It seems to me that it cant add float but only int values. But according to the doc (https://www.khronos.org/registry/OpenCL/sdk/2.0/docs/man/xhtml/atomicFunctions.html) it should be possible, right?
I also found this https://forums.khronos.org/showthread.php/12935-Atomic-extension post, where the problem is that a float value instead of a pointer is used. but after correcting this it seems to work.
So what am i doing wrong here?

Thanks

Maybe you can turn this into an “add” version:


 //Function to perform the atomic max
 inline void AtomicMax(volatile __global float *source, const float operand) {
    union {
        unsigned int intVal;
        float floatVal;
    } newVal;
    union {
        unsigned int intVal;
        float floatVal;
    } prevVal;
    do {
        prevVal.floatVal = *source;
        newVal.floatVal = max(prevVal.floatVal,operand);
    } while (atomic_cmpxchg((volatile __global unsigned int *)source, prevVal.intVal, newVal.intVal) != prevVal.intVal);
}

Thank you, but i already found this kind of solution myself. Sadly this kind of function seems to be pretty slow.

And there should be a faster way.
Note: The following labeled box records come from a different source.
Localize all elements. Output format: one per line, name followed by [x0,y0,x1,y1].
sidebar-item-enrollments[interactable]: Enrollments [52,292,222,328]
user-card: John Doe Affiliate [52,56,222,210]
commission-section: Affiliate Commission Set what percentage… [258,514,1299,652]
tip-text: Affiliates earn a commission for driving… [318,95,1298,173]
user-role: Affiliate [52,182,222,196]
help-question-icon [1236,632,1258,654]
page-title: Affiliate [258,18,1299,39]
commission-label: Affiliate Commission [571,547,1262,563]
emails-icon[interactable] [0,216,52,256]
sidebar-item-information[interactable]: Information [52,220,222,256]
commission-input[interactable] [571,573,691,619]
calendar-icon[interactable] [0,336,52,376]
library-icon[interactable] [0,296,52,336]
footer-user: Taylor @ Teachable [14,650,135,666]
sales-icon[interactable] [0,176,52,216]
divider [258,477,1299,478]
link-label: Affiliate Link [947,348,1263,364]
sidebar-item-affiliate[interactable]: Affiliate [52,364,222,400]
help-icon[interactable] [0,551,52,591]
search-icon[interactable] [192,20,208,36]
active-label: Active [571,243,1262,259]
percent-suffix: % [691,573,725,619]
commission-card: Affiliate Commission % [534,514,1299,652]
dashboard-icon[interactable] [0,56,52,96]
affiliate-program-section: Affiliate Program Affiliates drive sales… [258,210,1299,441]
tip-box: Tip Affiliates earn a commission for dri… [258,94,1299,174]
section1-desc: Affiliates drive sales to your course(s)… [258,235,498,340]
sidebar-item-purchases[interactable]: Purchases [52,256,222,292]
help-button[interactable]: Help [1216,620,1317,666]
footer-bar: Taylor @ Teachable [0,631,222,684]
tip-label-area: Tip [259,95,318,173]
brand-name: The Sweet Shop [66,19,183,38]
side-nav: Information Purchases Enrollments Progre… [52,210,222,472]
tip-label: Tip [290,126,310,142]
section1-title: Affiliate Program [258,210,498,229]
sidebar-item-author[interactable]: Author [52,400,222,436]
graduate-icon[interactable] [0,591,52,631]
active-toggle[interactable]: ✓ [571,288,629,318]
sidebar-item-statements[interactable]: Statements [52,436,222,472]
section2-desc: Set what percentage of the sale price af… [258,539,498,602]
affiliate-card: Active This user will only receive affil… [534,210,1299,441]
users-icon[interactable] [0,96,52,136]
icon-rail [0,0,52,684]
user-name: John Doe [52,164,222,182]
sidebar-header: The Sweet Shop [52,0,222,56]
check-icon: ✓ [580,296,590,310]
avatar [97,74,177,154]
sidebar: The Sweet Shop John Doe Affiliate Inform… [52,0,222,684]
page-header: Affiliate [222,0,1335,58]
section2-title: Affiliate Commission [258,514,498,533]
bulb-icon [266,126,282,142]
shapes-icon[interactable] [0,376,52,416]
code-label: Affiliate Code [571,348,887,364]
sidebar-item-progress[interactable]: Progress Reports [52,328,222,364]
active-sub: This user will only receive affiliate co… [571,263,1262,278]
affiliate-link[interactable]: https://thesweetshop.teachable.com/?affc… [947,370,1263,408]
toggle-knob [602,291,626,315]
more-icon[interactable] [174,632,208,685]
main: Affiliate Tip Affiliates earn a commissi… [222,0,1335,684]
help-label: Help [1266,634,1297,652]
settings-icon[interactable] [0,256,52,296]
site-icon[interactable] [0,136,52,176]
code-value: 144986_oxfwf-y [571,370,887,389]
Especially if it says so in the documentation

Then do it in local space first, for all workgroup threads, then synchronize/atomically on global space.

I have the same problem

You can use 2 integers. 1 for integer part(easy single operation), 1 for floating part (bitwise interpretation).

Then when youre done with these, convert thse 2 integers A and B to floats as A.0 and 0.B and add them.

Maybe you can even use 1 integer per digit after delimiter.

before:

b=integerPart(floatingPointPart(num)*10);

c=integerPart(floatingPointPart(num)*100);

after:

atomic_add(… a …)
atomic_add(… b10 …)
atomic_add(… c
100 …)
atomic_add(… d*1000 …)

A.BCDEFGH

num = A + B/10 + C/100 + D/1000 + E/10000 + F/100000 + G/1000000 + H/10000000 in the end.